Cultura

Dall'Abruzzo alla Corea, Lia Iovenitti e Han Kang

Traduttrice del premio Nobel, 'Ho realizzato il mio sogno'

Redazione Ansa

(di Adam Hanzelewicz) (ANSA) - TEMPERA, 23 DIC - Ha la 'capa tosta' abruzzese e la modestia dei sudcoreani, tratti che le hanno permesso di realizzare il sogno della sua vita, per raccontare, il fenomeno letterario dell'anno, il premio Nobel Han Kang, di cui ha tradotto dal coreano 'L'Ora di Greco' (Adelphi, 2023) e 'Non dico addio' (Adelphi, 2024): lei è Lia Iovenitti, 51 anni, originaria di Tempera, frazione della città dell'Aquila, ed è prima di tutto una donna che si è fatta da sé e che ha fatto delle scelte di vita importanti, in primis quella di emigrare in un Paese, la Corea del Sud, che nel 1995 ospitava solo 230 italiani.
    "L'interesse per l'Oriente - ricorda all'ANSA - nasce banalmente dai manga e cartoni giapponesi: poi quando sono arrivata lì con una borsa di studio mi sono appassionata sempre di più, ho capito che quella era la mia strada.

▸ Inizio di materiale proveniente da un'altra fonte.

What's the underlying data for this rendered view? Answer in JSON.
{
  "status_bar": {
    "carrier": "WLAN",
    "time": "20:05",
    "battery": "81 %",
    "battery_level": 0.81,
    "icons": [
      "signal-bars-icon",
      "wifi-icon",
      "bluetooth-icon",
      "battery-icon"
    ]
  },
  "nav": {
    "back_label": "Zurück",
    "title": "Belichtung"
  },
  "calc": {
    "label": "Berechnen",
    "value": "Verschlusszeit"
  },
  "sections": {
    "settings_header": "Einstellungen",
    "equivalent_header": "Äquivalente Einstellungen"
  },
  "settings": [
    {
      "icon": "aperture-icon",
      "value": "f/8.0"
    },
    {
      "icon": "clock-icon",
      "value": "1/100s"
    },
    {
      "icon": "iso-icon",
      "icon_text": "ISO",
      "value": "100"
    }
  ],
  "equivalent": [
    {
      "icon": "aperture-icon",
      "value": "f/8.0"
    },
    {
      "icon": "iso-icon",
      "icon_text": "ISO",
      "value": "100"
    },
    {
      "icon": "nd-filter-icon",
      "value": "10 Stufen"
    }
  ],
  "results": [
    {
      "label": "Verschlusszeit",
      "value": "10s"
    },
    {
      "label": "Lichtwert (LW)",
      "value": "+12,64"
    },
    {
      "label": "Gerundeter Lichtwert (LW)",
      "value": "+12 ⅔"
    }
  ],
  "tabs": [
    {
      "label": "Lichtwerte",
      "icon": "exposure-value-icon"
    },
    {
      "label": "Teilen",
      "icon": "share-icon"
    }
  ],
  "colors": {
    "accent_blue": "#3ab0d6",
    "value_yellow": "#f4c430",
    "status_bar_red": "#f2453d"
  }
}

La decisione di spostarmi in Corea aveva senso sia dal punto di vista affettivo perché il mio fidanzato, poi diventato padre dei miei figli, era coreano, sia dal punto di vista pratico perché c'erano più opportunità. Uno dei motivi per cui mi è piaciuta è che i coreani hanno un lato abruzzese: all'inizio sembra ci sia un 'muro', però una volta che ti accogliamo diventi uno di noi.
    Sento più vicino a me il senso civico coreano, l'idea di comunità, amo la loro generosità; d'altra parte mi manca la convivialità italiana, lo stare insieme in modo non gerarchico.
    Per esempio in Corea raramente ci si chiama per nome".
    La Iovenitti ha fatto un percorso che l'ha portata prima a laurearsi in lingue e letterature orientali (giapponese e coreano) e poi a diventare interprete all'ambasciata italiana a Seul: a 40 anni la decisione di rinunciare al posto fisso per lanciarsi come agente di commercio nell'import-export - lavoro che oggi le dà da vivere - e infine, dopo molti 'no grazie' dalle case editrici, il coronamento del sogno della vita, quello di diventare traduttrice, con all'attivo 12 libri in sei anni.
    Già premiata come 'migliore traduttrice' del 2023 dal Governo coreano, in Italia ha ricevuto, nello scorso maggio, l'onorificenza di Cavaliere dell'Ordine della 'Stella d'Italia' e il premio 'La Lettura' del Corriere della Sera per la migliore traduzione 2024. "Quello che faccio - spiega - è il lavoro più bello del mondo: quando mi siedo a tradurre per me è come meditare, scompare tutto e io vivo proprio in quel mezzo in cui le due culture si incontrano e mi sento utile; sento che è la cosa per la quale sono nata".
    Oltre che traduttrice e agente di commercio Lia è anche mamma: ha una figlia di 26 anni, dottoranda in letteratura ad Oxford e un figlio di 18 anni che studia Informatica ad Eindhoven. Inoltre è figlia di Iole, insegnante in pensione originaria di Pianola (L'Aquila), e Augusto, imprenditore in pensione di Tempera, e sorella di Paolo e Federico. "Devo tutto alla mia famiglia - racconta - per la libertà che mi hanno dato di muovermi, e per la fiducia che hanno avuto in me, cosa che ti rende fortissimo; e poi sapere di avere sempre un posto dove tornare rende sicuri. Da mio padre ho imparato la mentalità di lasciare la sicurezza per la libertà, questo per me ha contato molto". (ANSA).